Contenant ou contenu… les enfants ne font pas toujours le choix auquel on s’attend !
La crise a parfois du bon
L’étiquette « maman minimaliste » est inventée par une mère de famille anglaise, Hattie Garlick, qui, en 2012, perd son emploi. Peu avant Noël, justement. Pour se rendre maître de son sort et faire face, elle décide de ne plus rien dépenser pour son enfant durant toute l’année 2013, sauf, bien sûr, les frais de nourriture et de soins médicaux.
Son exemple convainc : d’autres femmes le suivent et des livres, sites et blogs se multiplient, vantant la démarche. Chacun(e) trouve sa façon personnelle de limiter les dépenses : certaines décident de ne plus aller au fast-food, d’autres d’acheter moins de jouets, de refuser les vêtements de marques, voire carrément de supprimer les cadeaux d’anniversaire.
Faites votre choix
De mon côté, j’en ai fait essentiellement quatre :
Que des vêtements achetés de seconde main : c’est fou comme les enfants grandissent vite, vous le savez, donc les vêtements d’occasion sont peu usés ! Alors nous faisons des virées dans les friperies, et revenons équipés pour 6 mois de beaux vêtements (je vous promets !), pour 10 à 20 euros par enfant (je vous jure…).

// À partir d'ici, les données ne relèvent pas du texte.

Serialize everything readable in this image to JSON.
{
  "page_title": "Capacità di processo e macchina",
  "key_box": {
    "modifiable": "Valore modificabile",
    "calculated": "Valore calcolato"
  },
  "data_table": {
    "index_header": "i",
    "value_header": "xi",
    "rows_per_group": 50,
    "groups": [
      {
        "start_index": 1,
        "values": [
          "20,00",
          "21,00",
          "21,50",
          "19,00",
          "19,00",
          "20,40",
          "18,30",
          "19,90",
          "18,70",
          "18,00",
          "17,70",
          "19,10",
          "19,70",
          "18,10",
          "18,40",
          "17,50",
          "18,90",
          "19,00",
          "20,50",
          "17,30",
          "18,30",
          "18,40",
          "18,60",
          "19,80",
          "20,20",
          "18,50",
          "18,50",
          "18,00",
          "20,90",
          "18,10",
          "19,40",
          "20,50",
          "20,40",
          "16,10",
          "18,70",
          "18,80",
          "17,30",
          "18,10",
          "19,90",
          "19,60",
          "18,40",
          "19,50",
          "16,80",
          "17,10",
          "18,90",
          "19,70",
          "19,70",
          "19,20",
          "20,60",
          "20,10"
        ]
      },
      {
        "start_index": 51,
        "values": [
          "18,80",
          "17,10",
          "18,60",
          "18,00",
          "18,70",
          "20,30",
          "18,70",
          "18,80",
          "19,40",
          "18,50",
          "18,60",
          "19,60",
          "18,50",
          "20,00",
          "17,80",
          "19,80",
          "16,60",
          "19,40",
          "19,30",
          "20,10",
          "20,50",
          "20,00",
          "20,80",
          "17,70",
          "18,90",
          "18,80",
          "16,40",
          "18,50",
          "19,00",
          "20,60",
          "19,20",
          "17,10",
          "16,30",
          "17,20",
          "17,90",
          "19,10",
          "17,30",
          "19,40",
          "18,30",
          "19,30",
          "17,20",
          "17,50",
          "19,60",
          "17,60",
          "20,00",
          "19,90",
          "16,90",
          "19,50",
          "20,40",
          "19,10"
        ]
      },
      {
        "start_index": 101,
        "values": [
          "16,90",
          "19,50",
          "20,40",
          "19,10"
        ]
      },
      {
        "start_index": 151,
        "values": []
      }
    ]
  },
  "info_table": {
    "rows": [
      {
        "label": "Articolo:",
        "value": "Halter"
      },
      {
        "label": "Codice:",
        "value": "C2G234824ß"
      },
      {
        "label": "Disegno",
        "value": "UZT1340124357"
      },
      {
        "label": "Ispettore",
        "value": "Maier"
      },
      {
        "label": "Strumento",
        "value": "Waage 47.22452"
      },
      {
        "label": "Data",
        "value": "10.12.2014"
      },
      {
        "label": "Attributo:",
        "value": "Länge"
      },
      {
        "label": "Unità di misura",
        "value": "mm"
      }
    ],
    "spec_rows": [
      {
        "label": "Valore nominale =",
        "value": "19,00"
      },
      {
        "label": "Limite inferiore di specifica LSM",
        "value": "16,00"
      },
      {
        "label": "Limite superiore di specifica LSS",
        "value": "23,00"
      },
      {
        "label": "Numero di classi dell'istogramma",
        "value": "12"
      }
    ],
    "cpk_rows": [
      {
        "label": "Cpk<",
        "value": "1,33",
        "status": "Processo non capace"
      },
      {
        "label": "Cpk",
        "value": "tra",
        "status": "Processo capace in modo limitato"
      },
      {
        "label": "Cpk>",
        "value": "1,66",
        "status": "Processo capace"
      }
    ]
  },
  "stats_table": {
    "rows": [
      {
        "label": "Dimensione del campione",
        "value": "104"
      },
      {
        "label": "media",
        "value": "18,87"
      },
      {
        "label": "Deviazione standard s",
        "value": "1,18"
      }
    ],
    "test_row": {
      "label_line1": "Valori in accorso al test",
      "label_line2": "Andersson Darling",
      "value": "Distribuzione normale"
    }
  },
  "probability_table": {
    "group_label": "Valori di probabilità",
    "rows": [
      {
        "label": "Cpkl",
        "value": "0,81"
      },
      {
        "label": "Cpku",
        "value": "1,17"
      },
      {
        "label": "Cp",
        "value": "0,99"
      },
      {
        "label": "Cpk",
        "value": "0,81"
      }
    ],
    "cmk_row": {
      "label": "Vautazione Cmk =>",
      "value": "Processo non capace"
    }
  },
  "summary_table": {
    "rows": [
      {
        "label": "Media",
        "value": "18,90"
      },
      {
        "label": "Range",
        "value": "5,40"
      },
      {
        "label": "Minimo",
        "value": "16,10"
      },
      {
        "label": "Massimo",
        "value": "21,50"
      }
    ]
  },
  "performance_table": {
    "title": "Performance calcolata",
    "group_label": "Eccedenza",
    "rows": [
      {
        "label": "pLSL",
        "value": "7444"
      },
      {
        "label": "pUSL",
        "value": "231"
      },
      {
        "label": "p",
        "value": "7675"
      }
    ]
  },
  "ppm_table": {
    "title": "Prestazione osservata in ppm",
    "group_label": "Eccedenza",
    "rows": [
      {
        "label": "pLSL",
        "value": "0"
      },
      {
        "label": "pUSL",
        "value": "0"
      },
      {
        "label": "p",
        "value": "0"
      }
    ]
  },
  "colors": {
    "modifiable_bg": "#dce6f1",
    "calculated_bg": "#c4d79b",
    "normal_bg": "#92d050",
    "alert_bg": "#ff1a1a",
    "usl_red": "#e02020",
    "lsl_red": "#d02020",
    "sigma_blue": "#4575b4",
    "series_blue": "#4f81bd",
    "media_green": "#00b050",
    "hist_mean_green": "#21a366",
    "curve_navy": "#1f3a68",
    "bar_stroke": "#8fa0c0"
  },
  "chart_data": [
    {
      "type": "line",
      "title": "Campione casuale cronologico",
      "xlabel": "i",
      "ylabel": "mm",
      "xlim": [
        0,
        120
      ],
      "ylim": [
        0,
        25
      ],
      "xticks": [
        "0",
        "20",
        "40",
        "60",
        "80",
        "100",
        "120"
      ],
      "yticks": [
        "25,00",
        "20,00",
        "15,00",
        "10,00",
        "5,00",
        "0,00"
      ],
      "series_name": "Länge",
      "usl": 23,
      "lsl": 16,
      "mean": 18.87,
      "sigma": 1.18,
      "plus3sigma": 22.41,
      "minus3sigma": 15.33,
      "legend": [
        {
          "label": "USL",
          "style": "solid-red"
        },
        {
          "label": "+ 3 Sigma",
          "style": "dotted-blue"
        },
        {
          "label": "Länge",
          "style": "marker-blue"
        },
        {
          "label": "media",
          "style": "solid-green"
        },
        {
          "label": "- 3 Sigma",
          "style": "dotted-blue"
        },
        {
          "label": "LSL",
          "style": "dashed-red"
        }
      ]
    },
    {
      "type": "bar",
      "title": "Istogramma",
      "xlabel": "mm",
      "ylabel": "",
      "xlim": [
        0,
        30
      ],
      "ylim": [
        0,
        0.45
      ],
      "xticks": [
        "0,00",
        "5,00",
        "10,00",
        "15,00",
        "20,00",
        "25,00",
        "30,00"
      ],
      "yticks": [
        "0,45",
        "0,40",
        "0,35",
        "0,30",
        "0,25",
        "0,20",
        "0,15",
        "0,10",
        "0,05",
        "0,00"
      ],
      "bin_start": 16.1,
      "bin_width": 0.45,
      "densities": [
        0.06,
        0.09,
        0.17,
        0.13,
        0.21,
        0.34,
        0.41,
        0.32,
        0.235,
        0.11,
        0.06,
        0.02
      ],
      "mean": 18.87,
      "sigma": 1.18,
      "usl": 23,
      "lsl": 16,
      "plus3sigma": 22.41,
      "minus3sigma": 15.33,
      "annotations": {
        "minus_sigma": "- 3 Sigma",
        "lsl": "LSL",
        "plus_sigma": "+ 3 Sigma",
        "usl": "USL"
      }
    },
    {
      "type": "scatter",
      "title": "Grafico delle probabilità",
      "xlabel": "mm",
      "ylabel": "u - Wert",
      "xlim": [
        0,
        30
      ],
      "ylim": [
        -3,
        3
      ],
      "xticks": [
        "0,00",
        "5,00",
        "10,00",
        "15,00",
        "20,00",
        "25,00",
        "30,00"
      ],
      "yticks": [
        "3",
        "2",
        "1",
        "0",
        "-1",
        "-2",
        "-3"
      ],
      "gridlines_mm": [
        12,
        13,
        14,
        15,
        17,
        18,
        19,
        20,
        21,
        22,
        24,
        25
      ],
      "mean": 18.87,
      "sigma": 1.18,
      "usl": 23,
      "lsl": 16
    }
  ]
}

Pas de voiture : « Le voilà, l’indice indéniable du bobo subversif ! ». Peut-être, mais à conditions de vie exactement égales, et niveau de « boboïtude » en apparence équivalent, les parents de l’école de mes filles ont tous une voiture. On ne voyage pourtant pas moins, mais juste en train, avec un budget global sur l’année bien moindre.
Des jeux faits par nous-mêmes. Est-ce que mes filles s’ennuient ? Je peux vous assurer que non, et pourtant leurs chambres sont vides de jouets.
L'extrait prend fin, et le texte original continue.